Furthermore, the most significant factors for the market outlook are the longevity of the Russia-Ukraine conflict and how much it will hamper trade in coal and natural gas. The already reduced natural gas exports from Russia to Europe could further cause prices to become vulnerable. Besides, weather-related factors and import policies, which can alter trade patterns, continue to threaten prices. The meager global spare natural gas production capacity will further fuel the skyrocketing prices.

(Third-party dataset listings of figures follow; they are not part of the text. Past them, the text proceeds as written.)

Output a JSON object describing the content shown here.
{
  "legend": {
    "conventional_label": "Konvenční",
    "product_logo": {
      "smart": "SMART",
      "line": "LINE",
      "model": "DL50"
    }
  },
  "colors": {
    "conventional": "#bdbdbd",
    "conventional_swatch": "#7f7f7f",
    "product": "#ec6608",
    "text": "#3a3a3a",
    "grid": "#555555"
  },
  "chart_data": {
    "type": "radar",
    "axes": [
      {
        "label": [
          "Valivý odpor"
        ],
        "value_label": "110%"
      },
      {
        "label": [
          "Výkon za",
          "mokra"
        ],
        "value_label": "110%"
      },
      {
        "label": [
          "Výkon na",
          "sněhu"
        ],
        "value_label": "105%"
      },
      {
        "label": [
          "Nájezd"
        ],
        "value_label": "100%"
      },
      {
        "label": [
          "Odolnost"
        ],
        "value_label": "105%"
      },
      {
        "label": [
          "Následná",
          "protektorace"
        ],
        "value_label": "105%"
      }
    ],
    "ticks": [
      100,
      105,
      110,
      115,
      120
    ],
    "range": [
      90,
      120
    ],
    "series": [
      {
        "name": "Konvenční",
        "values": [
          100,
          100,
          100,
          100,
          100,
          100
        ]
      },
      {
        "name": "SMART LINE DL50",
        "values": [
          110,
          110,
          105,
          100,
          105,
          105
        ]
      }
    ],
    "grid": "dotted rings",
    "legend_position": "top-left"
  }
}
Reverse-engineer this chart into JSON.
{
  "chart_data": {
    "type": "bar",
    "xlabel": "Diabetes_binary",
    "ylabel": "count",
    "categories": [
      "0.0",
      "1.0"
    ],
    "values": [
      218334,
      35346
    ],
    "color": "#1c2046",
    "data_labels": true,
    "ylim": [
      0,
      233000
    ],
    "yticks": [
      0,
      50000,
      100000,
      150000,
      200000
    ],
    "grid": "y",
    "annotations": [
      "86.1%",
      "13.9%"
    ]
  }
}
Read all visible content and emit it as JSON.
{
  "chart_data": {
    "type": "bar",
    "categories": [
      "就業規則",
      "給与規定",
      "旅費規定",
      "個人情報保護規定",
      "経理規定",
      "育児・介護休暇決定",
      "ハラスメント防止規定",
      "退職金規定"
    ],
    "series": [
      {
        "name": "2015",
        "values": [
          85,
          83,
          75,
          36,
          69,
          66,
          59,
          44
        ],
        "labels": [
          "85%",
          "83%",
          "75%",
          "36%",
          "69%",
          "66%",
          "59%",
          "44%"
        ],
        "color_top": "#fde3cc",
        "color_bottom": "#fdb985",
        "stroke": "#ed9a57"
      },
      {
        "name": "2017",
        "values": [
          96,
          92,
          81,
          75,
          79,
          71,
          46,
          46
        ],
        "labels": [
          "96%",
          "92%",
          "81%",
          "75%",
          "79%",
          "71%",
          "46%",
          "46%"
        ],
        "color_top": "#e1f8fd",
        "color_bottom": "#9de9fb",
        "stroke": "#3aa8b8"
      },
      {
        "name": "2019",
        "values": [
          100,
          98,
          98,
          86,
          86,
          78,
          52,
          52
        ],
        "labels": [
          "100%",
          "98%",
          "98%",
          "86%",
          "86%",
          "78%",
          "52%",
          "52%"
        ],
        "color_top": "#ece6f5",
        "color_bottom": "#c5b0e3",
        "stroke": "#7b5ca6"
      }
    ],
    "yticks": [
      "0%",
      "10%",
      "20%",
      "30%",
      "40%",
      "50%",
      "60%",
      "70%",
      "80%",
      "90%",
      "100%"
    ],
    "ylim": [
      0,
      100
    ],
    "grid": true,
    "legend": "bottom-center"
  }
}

The European countries are already witnessing low inventory levels but more broadly when weather patterns change and the climate warms, more energy will be needed to cool or heat homes because of the extreme temperature swings, which increase the demand for these commodities. Weather-related natural events have an impact on both the production of fossil fuels and renewable energy, respectively.
In such conditions, it is legitimate for countries to take up emergency measures in the upcoming years, including tax reliefs, easing the burden on end-users. Regional governments are proposing national-level policies to shield consumers from rising energy prices. RationalStat expects that the electricity, natural gas, and other energy prices to remain at elevated levels and volatile till 2023.